Source code for coax.td_learning._simple_td

import haiku as hk

from ..utils import is_stochastic
from ._base import BaseTDLearningV


[docs]class SimpleTD(BaseTDLearningV):
    r"""

    TD-learning for state value functions :math:`v(s)`. The :math:`n`-step bootstrapped target is
    constructed as:

    .. math::

        G^{(n)}_t\ =\ R^{(n)}_t + I^{(n)}_t\,v_\text{targ}(S_{t+n})

    where

    .. math::

        R^{(n)}_t\ &=\ \sum_{k=0}^{n-1}\gamma^kR_{t+k} \\
        I^{(n)}_t\ &=\ \left\{\begin{matrix}
            0           & \text{if $S_{t+n}$ is a terminal state} \\
            \gamma^n    & \text{otherwise}
        \end{matrix}\right.


    Parameters
    ----------
    v : V

        The main state value function to update.

    v_targ : V, optional

        The state value function that is used for constructing the TD-target. If this is left
        unspecified, we set ``v_targ = v`` internally.
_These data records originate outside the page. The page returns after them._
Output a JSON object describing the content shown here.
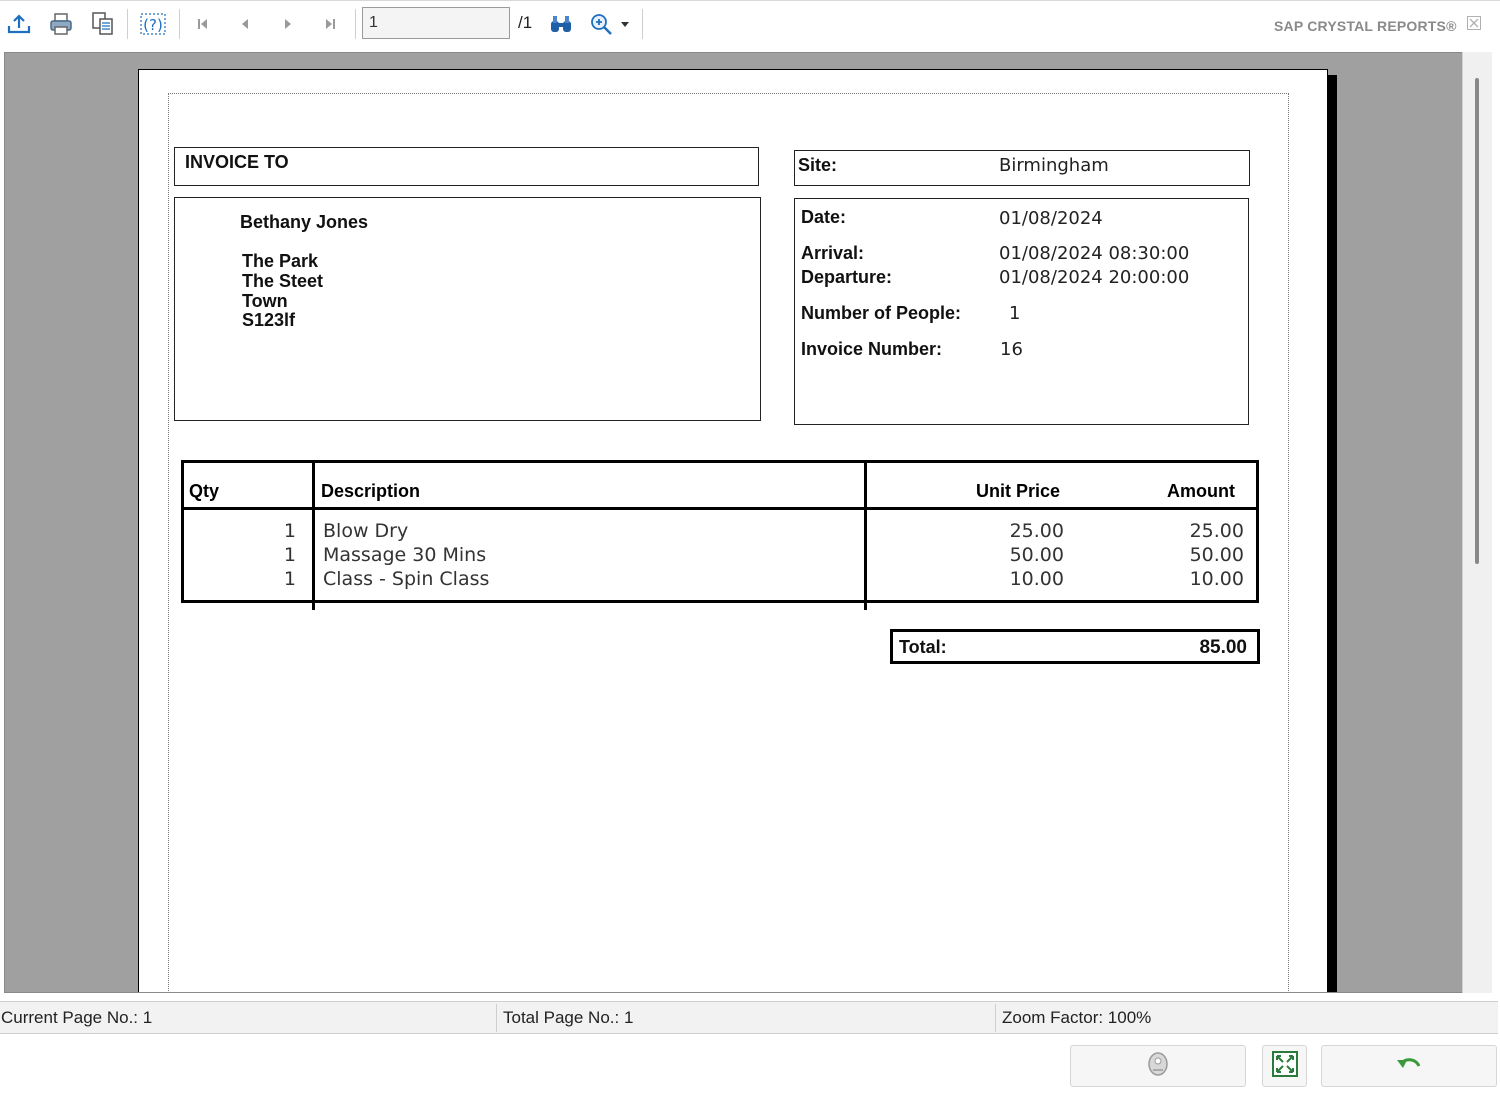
{
  "toolbar": {
    "page_input_value": "1",
    "page_total": "/1",
    "brand": "SAP CRYSTAL REPORTS®",
    "icons": [
      "export-icon",
      "print-icon",
      "copy-icon",
      "help-icon",
      "first-page-icon",
      "previous-page-icon",
      "next-page-icon",
      "last-page-icon",
      "find-icon",
      "zoom-icon",
      "dropdown-arrow-icon",
      "close-icon"
    ]
  },
  "report": {
    "invoice_to_label": "INVOICE TO",
    "customer": {
      "name": "Bethany Jones",
      "address_lines": [
        "The Park",
        "The Steet",
        "Town",
        "S123lf"
      ]
    },
    "site_label": "Site:",
    "site_value": "Birmingham",
    "date_label": "Date:",
    "date_value": "01/08/2024",
    "arrival_label": "Arrival:",
    "arrival_value": "01/08/2024 08:30:00",
    "departure_label": "Departure:",
    "departure_value": "01/08/2024 20:00:00",
    "people_label": "Number of People:",
    "people_value": "1",
    "invoice_number_label": "Invoice Number:",
    "invoice_number_value": "16",
    "table": {
      "headers": {
        "qty": "Qty",
        "description": "Description",
        "unit_price": "Unit Price",
        "amount": "Amount"
      },
      "rows": [
        {
          "qty": "1",
          "description": "Blow Dry",
          "unit_price": "25.00",
          "amount": "25.00"
        },
        {
          "qty": "1",
          "description": "Massage 30 Mins",
          "unit_price": "50.00",
          "amount": "50.00"
        },
        {
          "qty": "1",
          "description": "Class - Spin Class",
          "unit_price": "10.00",
          "amount": "10.00"
        }
      ]
    },
    "total_label": "Total:",
    "total_value": "85.00"
  },
  "statusbar": {
    "current_page": "Current Page No.: 1",
    "total_pages": "Total Page No.: 1",
    "zoom": "Zoom Factor: 100%"
  },
  "bottom_buttons": [
    "audit-icon",
    "fit-window-icon",
    "undo-icon"
  ],
  "colors": {
    "accent_blue": "#1f6fc1",
    "viewer_background": "#a0a0a0",
    "brand_gray": "#8a8a8a"
  }
}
    optimizer : optax optimizer, optional

        An optax-style optimizer. The default optimizer is :func:`optax.adam(1e-3)
        <optax.adam>`.

    loss_function : callable, optional

        The loss function that will be used to regress to the (bootstrapped) target. The loss
        function is expected to be of the form:

        .. math::

            L(y_\text{true}, y_\text{pred}, w)\in\mathbb{R}

        where :math:`w>0` are sample weights. If left unspecified, this defaults to
        :func:`coax.value_losses.huber`. Check out the :mod:`coax.value_losses` module for other
        predefined loss functions.

    policy_regularizer : Regularizer, optional

        If provided, this policy regularizer is added to the TD-target. A typical example is to use
        an :class:`coax.regularizers.EntropyRegularizer`, which adds the policy entropy to
        the target. In this case, we minimize the following loss shifted by the entropy term:

        .. math::

            L(y_\text{true} + \beta\,H[\pi], y_\text{pred})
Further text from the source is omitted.